Грегор и Отто переглянулись. Поверили. Всегда нужно сдобрить ложь частичкой правды для большей достоверности: я ведь действительно имею обыкновение все портить.
— Тогда, ради бога, не рассказывай нам, что говорит Папа, — приказал Отто. — Мы пойдем туда, даже если Папа запретит…
— Нет, не пойдем, — заявил Грегор.
— Сам знаешь, что пойдем! Мы пришли в Задар без его согласия, мы и туда отправимся без его согласия. Мне тоже это не нравится, но у нас нет выбора! — Он повернулся к Лилиане. — Вот поэтому тебе не следует ничего нам говорить: если Грегор узнает, что мы нарушаем волю его святейшества, он будет всю дорогу дуться.
— Что ж, как хотите, — сказала Лилиана, небрежно пожав плечом. — Больше туда не пойду. Все равно пестик Бонифация слишком велик для моей ступки — один-два раза потерпеть можно, но мне бы не хотелось каждый день заниматься этим делом.
Отто метнул в нее злобный взгляд.
— Не разговаривай, как потаскуха, — сказал он.
— А я и есть потаскуха, — ответила она, как отрезала.
Отто замахнулся, и мне на секунду показалось, что он сейчас ее ударит. Грегор сделал шаг вперед, становясь между ними, но Отто отпихнул брата локтем и стукнул ладонью по дверной раме с такой силой, что затряслась вся стена. Потом он грубо оттолкнул Лилиану в сторону и бросился вниз по ступеням в темноту.
— Хочет жениться на мне, а не может, — словно извиняясь за поведение Отто, сказала Лилиана. — Пошли, бритт, — продолжила она, исчерпав последние силы для более изобретательного хода. — Захвати одеяло. Меня едва хватит еще на одного, а ты самый маленький из всех.
Я никогда не был близок с Лилианой. Любой предлог, который она могла выдумать, чтобы удалиться со мной на пару, был бы ложью, но именно этот мне особенно не понравился. Когда я начал подниматься, Джамиля тихо хмыкнула, и я даже не посмел взглянуть в ее сторону.
Отто, рассердившись, обычно убегал в конюшню, поэтому мы туда не пошли. Мы отправились на крышу и улеглись рядышком на одеяло, чтобы нас приняли за прелюбодеев, в случае если кто решит нас искать.
Я лежал на правом боку (левая рука по-прежнему была на перевязи) и не мог крепко прижать Лилиану к себе, но мое тело ее касалось. Я притворно понюхал ее ключицу, как это делал Бонифаций, и Лилиана устало рассмеялась.
— Вкусно, — сказал я с плохим германским акцентом. От нее пахло желанием. — Дело кончится тем, что мне захочется залезть к тебе под юбку, — предупредил я, как бы небрежно извиняясь.

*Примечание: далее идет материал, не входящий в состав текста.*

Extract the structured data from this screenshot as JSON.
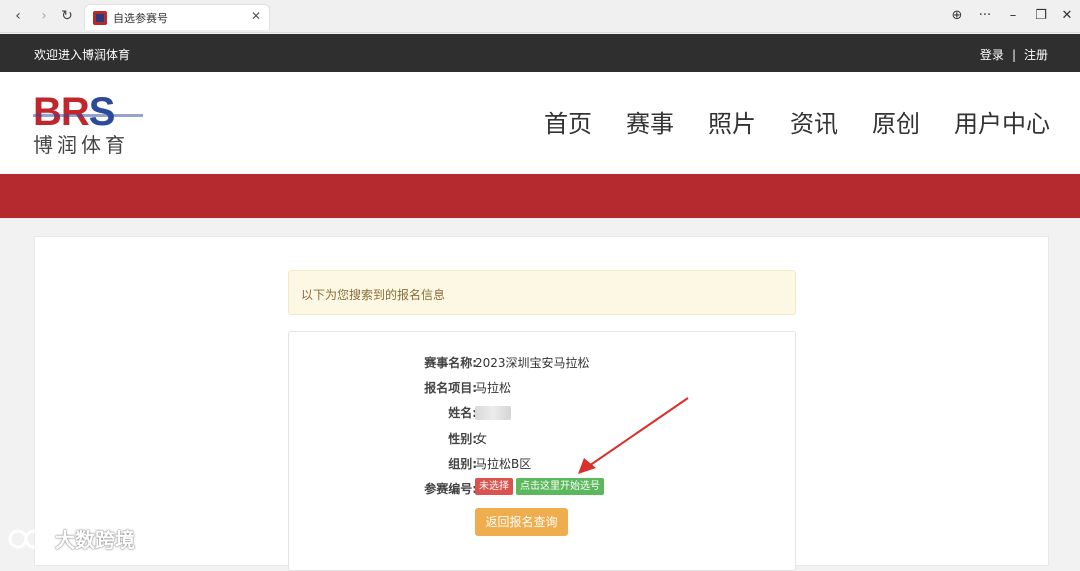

— Не принимаю это на свой счет, — сказала она, зевнув мне в лицо. — Ну, что будем делать?
— Превратим Джамилю в убедительную генуэзскую шлюху.
— Я имела в виду другое. Что мы будем делать с тем, что Бонифаций велел своим людям взять след египтян?
Я покачал головой.
— Они убежали два месяца назад, прихватив с собой достаточно денег. К этому времени они уже благополучно добрались до Египта. Только не говори ничего об этом Джамиле, иначе она всполошится, что якобы подвергла людей опасности, и снова убежит.
— Этого мы не допустим, — сказала Лилиана. — Тогда тебе не для чего будет жить.
Я почувствовал, как кровь прилила к лицу.
— Вообще-то лучше никому не говорить, — сказал я. — Отто чересчур порывист, а Грегор, возможно, сочтет своим долгом сообщить вождю, что мы затеяли с ним игру.
— Сомневаюсь, — сказала Лилиана. — Мне кажется, он начинает здорово разочаровываться в своем вожде.
— Все-таки не слишком здорово, — упорствовал я. — Раз он по-прежнему воин армии Бонифация.